Still, no Curator or Illyrian could have lavished us with as much affection and as many attempts at luxury as did Miramar. The original gold and indigo mosaic tiles glittered on our nursery walls, although there were many gaps in the intricate geometries patterned there. Our clothes were designed and woven by Curators at the Museum of Technologies, or obtained by them from Ascendant traders. In seraglios lit by dozens of electrified candles we entertained our Patrons, and slept in beds that had been imported from the Balkhash countries centuries ago. My room had a balcony overlooking the river, and my own tiny radiophone patched into the House generator. Late at night, after my last Patron had left, I would lie long awake listening to the pulsing strains of waltzes broadcast from the Museum of Technologies as I pored over the brittle pages of the volumes Roland Nopcsa had given me last Winterlong. Books with titles like The Ancient Life-History of the Earth and The Modern Changes of the Earth: Its Inhabitants Considered as Illustrative of Geology, and A Short History of a Great Group of Extinct Reptiles. And one cold and windless winter’s eve I picked up an Ascendant radio signal broadcasting from somewhere in the United Provinces. For hours I listened to a faint sweet voice telling an old, old story of a man redeemed by ghosts, until the signal, ghostlike itself, faded into the dawn.

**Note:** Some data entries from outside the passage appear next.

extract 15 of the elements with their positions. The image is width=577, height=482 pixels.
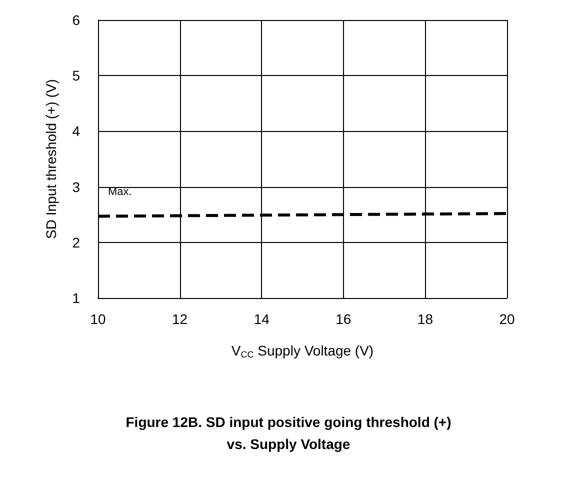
y-tick-label: 3: [72, 178, 80, 195]
x-tick-label: 14: [254, 311, 270, 327]
y-tick-label: 5: [72, 68, 80, 84]
x-tick-label: 18: [417, 311, 434, 327]
text: Figure 12B. SD input positive going threshold (+) vs. Supply Voltage: [126, 414, 452, 452]
y-tick-label: 1: [72, 290, 80, 306]
x-tick-label: 12: [172, 311, 188, 327]
y-axis-title: SD Input threshold (+) (V): [43, 79, 59, 239]
annotation: Max.: [108, 186, 132, 198]
y-tick-label: 2: [72, 234, 80, 250]
x-tick-label: 10: [90, 311, 106, 327]
y-tick-label: 4: [72, 123, 80, 140]
x-tick-label: 16: [336, 311, 352, 327]
y-tick-label: 6: [72, 12, 80, 28]
x-tick-label: 20: [499, 311, 515, 327]
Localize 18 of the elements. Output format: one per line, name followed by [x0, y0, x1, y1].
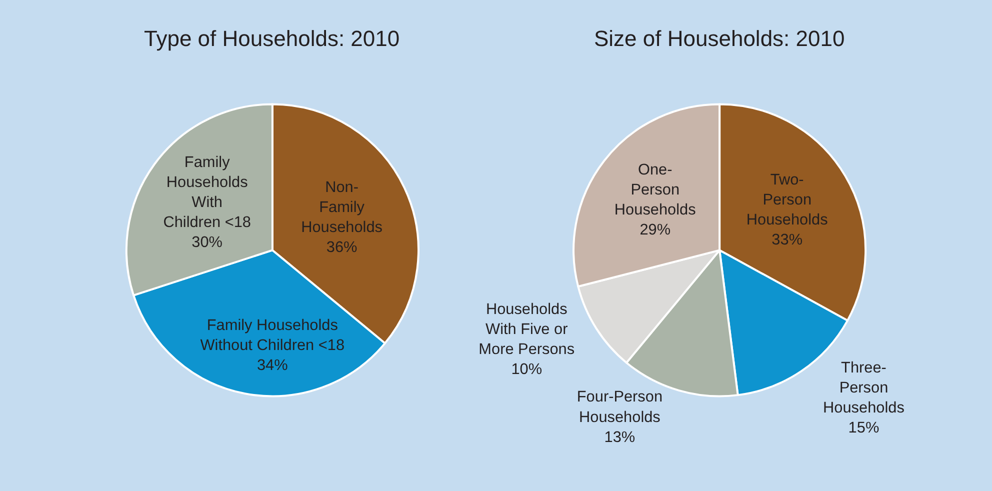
data-label: 29%	[640, 222, 671, 239]
slice-label: Two- Person Households	[746, 172, 828, 229]
chart-title: Size of Households: 2010	[594, 26, 845, 51]
slice-label: Family Households Without Children <18	[200, 316, 345, 354]
slice-label: One- Person Households	[614, 161, 696, 219]
slice-label: Four-Person Households	[576, 388, 663, 426]
data-label: 15%	[848, 420, 880, 437]
data-label: 30%	[192, 234, 223, 252]
data-label: 10%	[511, 361, 542, 378]
slice-label: Three- Person Households	[823, 359, 905, 416]
slice-label: Households With Five or More Persons	[478, 301, 575, 358]
slice-label: Family Households With Children <18	[163, 154, 251, 232]
data-label: 36%	[326, 238, 358, 256]
data-label: 34%	[256, 356, 288, 374]
data-label: 33%	[772, 232, 803, 249]
slice-label: Non- Family Households	[301, 178, 383, 236]
data-label: 13%	[604, 428, 636, 446]
chart-title: Type of Households: 2010	[144, 26, 400, 51]
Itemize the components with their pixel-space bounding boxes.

But there was no radiophone to entertain me now: only the featureless Magdalene with Her plaster hands joined, holding the beads upon which She counted the Decades. Five sets of beads; five Houses. In a whispered monotone Doctor Foster responded to Miramar’s Invocation of the Sacred Jade, the secret names of Desire. Fancy’s breathing had grown softer still, the smoky air warm and ripe with dreams.